Screenshot 2025 04 29 at 3 02 01 PM
Left: The snail darter. Right: The stargazing darter.

Certainly if morphological traits were enough to “split” the two fish pictured above, then the much larger morphological differences between grey wolves and the de-extincted dire wolves merit separate species classifications. So obviously there is something more than strict adherence to taxonomic classification going on here. As Stephen Jay Gould put it in 1985, “splitting is often more a record of our inability to comprehend variation than a depiction of evolutionary reality.”

Instead of consistently applying scientific principles, environmental scientists selectively apply genetic frameworks to arrive at a preferred result. Scientists lump grey wolves and dire wolves together to oppose hubristic commercial de-extinction efforts, while splitting snail darters and stargazing darters apart to oppose construction of a dam.
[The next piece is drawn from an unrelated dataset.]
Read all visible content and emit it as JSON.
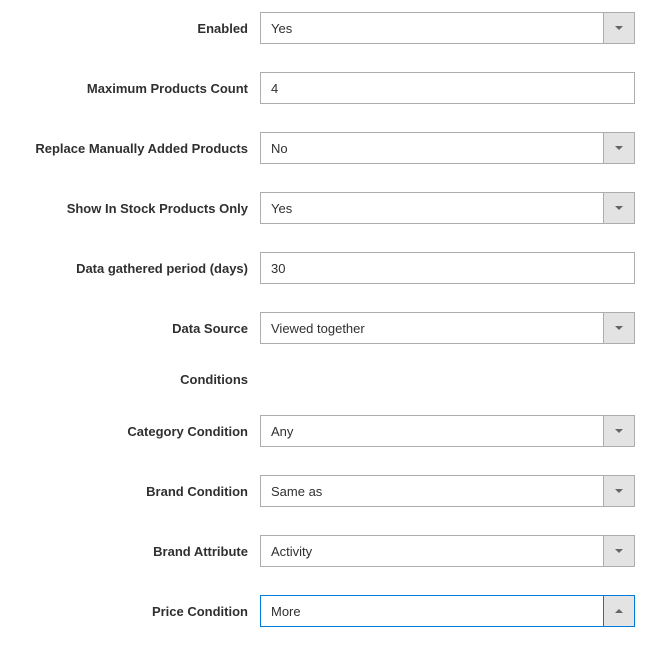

In each case, genetic diversity—the putative scientific purpose of species conservation—is an afterthought; shrugged off as insignificant in the case of the wolves and as immaterial in the case of the fish.

“This isn’t de-extinction or conservation, but invention,” wrote Vox’s Bolotnikova of the wolves. It’s not obvious to me how one would draw an unambiguous distinction between these things. But it is clear to me that if scientists “invented” the modern dire wolf, they also “invented” the snail darter.

It’s entirely legitimate for scientists to simply prefer wolves and fish the way they are. But they should just be honest about that, instead of expecting science to tell us what to do with them. As Dan Sarewitz wrote in the aptly-titled paper “How Science Makes Environmental Controversies Worse,” our values and goals “must be fully articulated and adjudicated through political means before science can play an effective role in resolving environmental problems.” Instead, the dire wolf doubters and snail darter conservers selectively deploy frameworks like the Endangered Species Act and the IUCN’s Species Survival Commission, calling upon science to settle questions of values.

Conversely, as Ted Nordhaus wrote a few years ago, we could steward nature because we want to, not because “the science says” we have to. (Science, after all, is not a mystical deity that “says” anything.) In reviewing Elizabeth Kolbert’s Under a White Sky, Ted considered the many ways in which humans engineer and intervene in nature, and the ways in which science fails to resolve the conflicts created in the intervening. As Ted wrote, we don’t protect species and landscapes because science tells us how. We do so “because we think they are beautiful, or at least because we think the idea of them is beautiful. Also, because we can.”

We can preserve existing grey wolves, or we can de-extinct their vanquished dire wolf cousins—or, indeed, we can do both. We can protect stargazing darters, or we can build a dam that wipes out those fish that swim in its way. These are all choices for humans to make. To the extent science can help decide between these choices, it is because science, too, is a human invention. As the American Conservation Coalition’s Isaiah Menning tweeted regarding the wolves, “This is dominion.”

Humans have been genetically engineering wolves for our purposes for tens of thousands of years. They’re called dogs. Just as modern, hyper-productive corn bears little resemblance to its ancient grain ancestors, and just as we still call it the Mississippi River even after humans altered nearly every inch of its shores, the classification of nature is informed, but not decided, by science. Humans named the ancient dire wolves, and we will name the modern ones.